I also made the resolution to be more fun. That lasted about a month. I'm not fun. I"m boring. Get used to it.

Also, I totally lied in my last post when I said I wasn't making any resolutions this year. I forgot that I accidentally made a few.

1. Continue to NOT care about Pinterest. 

2. Run less.

3. Watch more TV. . . . . and not anything educational or uplifting. Just plain garbage. Reality crap. Stuff that dumbs me down. I don't want to have to   think. . . . .   except about how ridiculous people are and how normal I feel watching them be idiots.

4. Figure out how to get to New Zealand. Which might mean I need 3rd job. 

Did you know . . . . that when your dermatologist says, "you have very active follicles" what he actually means is, "you have severe acne for a 35 year old." 

5. De-activate follicles (please read that in your best robot voice).

That's is all. 
Happy New Year.

Festivities

We had a lovely Christmas this year.  Quiet. Small. Hanging out with our Hawaii Ohana. Not spending too much money. And only eating a little bit too  much.

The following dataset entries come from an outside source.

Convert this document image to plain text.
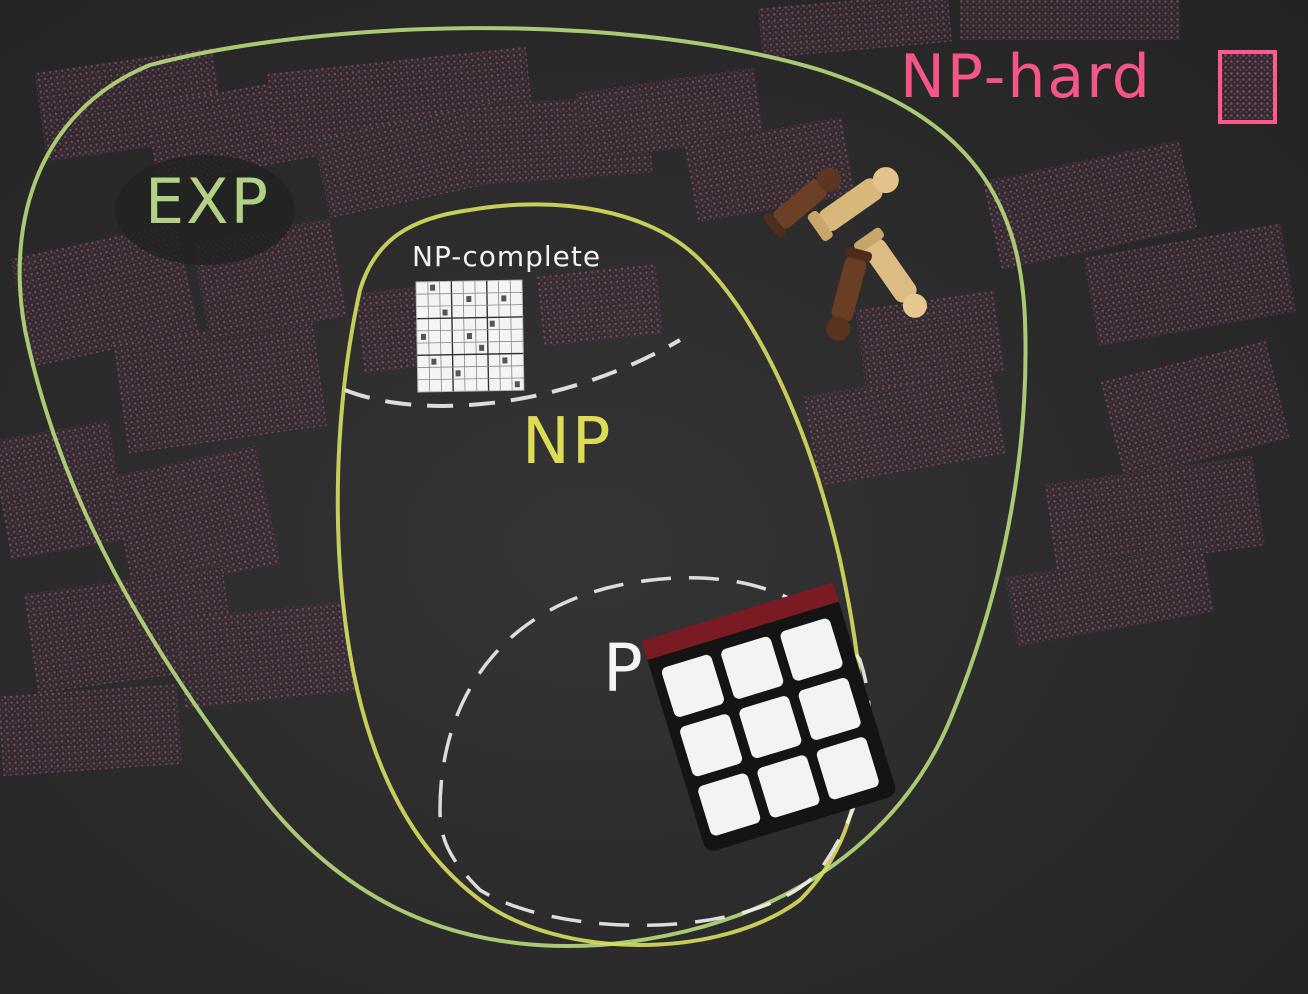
EXP
NP-hard
NP-complete
NP
P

We also spent Christmas not taking very many pictures. Because we were too tired to remember. And I'm 35 now, so I forget a lot of things. We did get this gem though. My girls are beautiful even after they just roll out of bed.


Once again, we had Christmas Tacos.  It's our tradition. This year we took it to a whole new level. Pinata and all. I don't even care if my downstairs neighbors hate me. IT. WAS. AWESOME.
Same time, same place next year. The only difference is in 2013, I will be wearing a sombrero.










After our Taco festivities, we were SOOOOOOO lucky to get to welcome home our dear friend Uncle Josh from Afghanistan. His 4th deployment. What a stud. I love our country. And I love those who serve  so selflessly. 



A few days later, we got to welcome home another friend Lawrence! Also back from Afghanistan. Also his 4th deployment. Can you imagine how hard it must be to be away from your family for so long? I just love our Soldiers! 



December 29 was our 13th anniversary. We spent it in Kaaawa with James and PJ. Its one of my favorite spots in this whole wide world. Not only because they are wonderful people, but they have a gorgeous house they built themselves right on the beach.  I wonder if they would let us move in. I'm sure 5 extra people at their beautiful home wouldn't be crazy at all.


 Auntie PJ is WAY more fun that me. WAY. She even dances with my kids.



 

 Happy 13 Years to us!

My apologies to my posterity for not taking any pictures of our New Years Festivities.  Just know that it was spent with a bunch of awesome people, and we had a great time. And we weren't even drunk. Did you know that it is very possible to have a blast when you are sober? I've been doing it for 35 years now.

Now . . . . Let's talk about 2012. It was pretty good year for me, up until Obama got re-elected (although some of you might of liked that . . . you weirdos). And then my sweet nephew died.  That was, and still is one of the hardest things our family has ever been through. I think about him every day. I think about my sister and her family every day. I also think about how precious life is EVERY SINGLE DAY. . . . . and how blessed I am to have so many wonderful people in my life. I have an amazing family, wonderful friends (who I consider family), I have my faith (which I love), my health (I've been working hard on that), and I live in one of the most beautiful places on earth.  Times will not always be easy, and sometimes, life might actually suck a little bit, or a lot. But you just keep on keepin' on. Those hard times make you stronger. I feel strong.  I feel like 2013 is going to be a good year.  A REALLY good year.  I hope yours is great as well.

PS . . . . I'm not making any resolutions this year.  I have one simple goal.  And that is to spend more quality time with family and friends.